Eltern - was wären wir ohne Sie?
Eine Elternvertretung wird regelmäßig gewählt und natürlich verständigen wir uns regelmäßig miteinander über die
Entwicklung Ihres Kindes.
Darüber hinaus freuen wir uns über jede Anregung, Unterstützung, über jede Idee von Ihnen! Bei der
Gartenumgestaltung waren Sie uns eine große Hilfe. Und wie glücklich sind die Kinder, wenn Sie sich an ihren
Feiern beteiligen - ob Sie nun Kuchen backen, etwas zum Frühstücksbüfett mitbringen, Kostüme nähen…!
Ein besonderes Vorhaben soll uns künftig jedes Jahr gelingen - eine gemeinsame Kita- Fahrt.
Ziel unserer ersten Reise 2008 war die Ostsee.
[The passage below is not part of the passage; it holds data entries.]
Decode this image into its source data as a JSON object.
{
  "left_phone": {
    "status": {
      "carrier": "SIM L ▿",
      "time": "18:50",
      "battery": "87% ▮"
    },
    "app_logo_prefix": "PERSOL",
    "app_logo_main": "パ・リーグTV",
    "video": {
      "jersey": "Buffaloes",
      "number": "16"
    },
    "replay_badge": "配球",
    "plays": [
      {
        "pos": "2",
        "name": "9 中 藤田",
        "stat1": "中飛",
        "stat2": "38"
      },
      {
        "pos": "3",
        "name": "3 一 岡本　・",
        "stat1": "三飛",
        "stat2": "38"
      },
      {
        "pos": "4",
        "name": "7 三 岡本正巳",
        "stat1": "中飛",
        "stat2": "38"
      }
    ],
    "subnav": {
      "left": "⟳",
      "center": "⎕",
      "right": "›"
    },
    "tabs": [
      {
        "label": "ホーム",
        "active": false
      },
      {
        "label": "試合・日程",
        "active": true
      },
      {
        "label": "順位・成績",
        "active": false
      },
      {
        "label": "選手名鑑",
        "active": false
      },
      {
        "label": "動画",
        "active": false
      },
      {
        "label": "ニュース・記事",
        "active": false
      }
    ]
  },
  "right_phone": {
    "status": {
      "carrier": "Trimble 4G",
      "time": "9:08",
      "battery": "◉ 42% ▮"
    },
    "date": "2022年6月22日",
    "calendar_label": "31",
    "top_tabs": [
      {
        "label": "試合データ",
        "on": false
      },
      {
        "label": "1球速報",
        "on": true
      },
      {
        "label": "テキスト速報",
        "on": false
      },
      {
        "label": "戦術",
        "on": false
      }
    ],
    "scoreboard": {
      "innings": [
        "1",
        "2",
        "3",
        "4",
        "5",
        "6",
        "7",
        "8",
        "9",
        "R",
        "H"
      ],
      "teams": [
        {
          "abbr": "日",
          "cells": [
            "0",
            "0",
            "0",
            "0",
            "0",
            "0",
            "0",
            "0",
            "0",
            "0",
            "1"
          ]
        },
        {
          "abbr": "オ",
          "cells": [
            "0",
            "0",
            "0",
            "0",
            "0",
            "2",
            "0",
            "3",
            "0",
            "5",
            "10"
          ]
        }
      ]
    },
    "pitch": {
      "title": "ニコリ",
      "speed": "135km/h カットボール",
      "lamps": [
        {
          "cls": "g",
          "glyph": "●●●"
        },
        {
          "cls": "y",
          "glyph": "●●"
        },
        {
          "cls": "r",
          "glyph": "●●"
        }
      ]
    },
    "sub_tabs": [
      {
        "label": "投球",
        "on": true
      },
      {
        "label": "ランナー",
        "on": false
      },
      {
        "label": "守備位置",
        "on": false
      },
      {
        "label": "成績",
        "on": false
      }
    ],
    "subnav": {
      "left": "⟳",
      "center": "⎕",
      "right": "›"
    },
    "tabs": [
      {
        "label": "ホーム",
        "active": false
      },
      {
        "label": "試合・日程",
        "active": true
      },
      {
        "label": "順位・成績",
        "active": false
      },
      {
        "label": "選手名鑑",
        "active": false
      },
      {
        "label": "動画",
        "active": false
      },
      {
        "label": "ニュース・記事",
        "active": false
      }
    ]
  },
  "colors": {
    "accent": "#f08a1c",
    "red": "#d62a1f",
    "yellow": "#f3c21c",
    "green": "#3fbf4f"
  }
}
Kommen Sie, besuchen Sie unsere Kindertagesstätte, wir zeigen Ihnen - am besten ganz praktisch, wie wir die Ideen
Maria Montessoris umsetzen. Fragen Sie uns, alles was Sie wissen wollen!
Was ist uns besonders wichtig?
- Hilf mir es selbst zu tun! ...ist unser Leitmotiv.
- Das kann ich schon allein! ...wird bei uns groß geschrieben.
- Erfahrungen kann man nicht aushängen! …nicht jede Woche gibt es Vorzeigbares.
- Normen und Regeln sind wichtig … deren Sinn muss jedoch immer wieder gemeinsam betrachtet werden.
- Das wird, das kommt …! Denn jedes Kind hat seinen eigenen Rhythmus.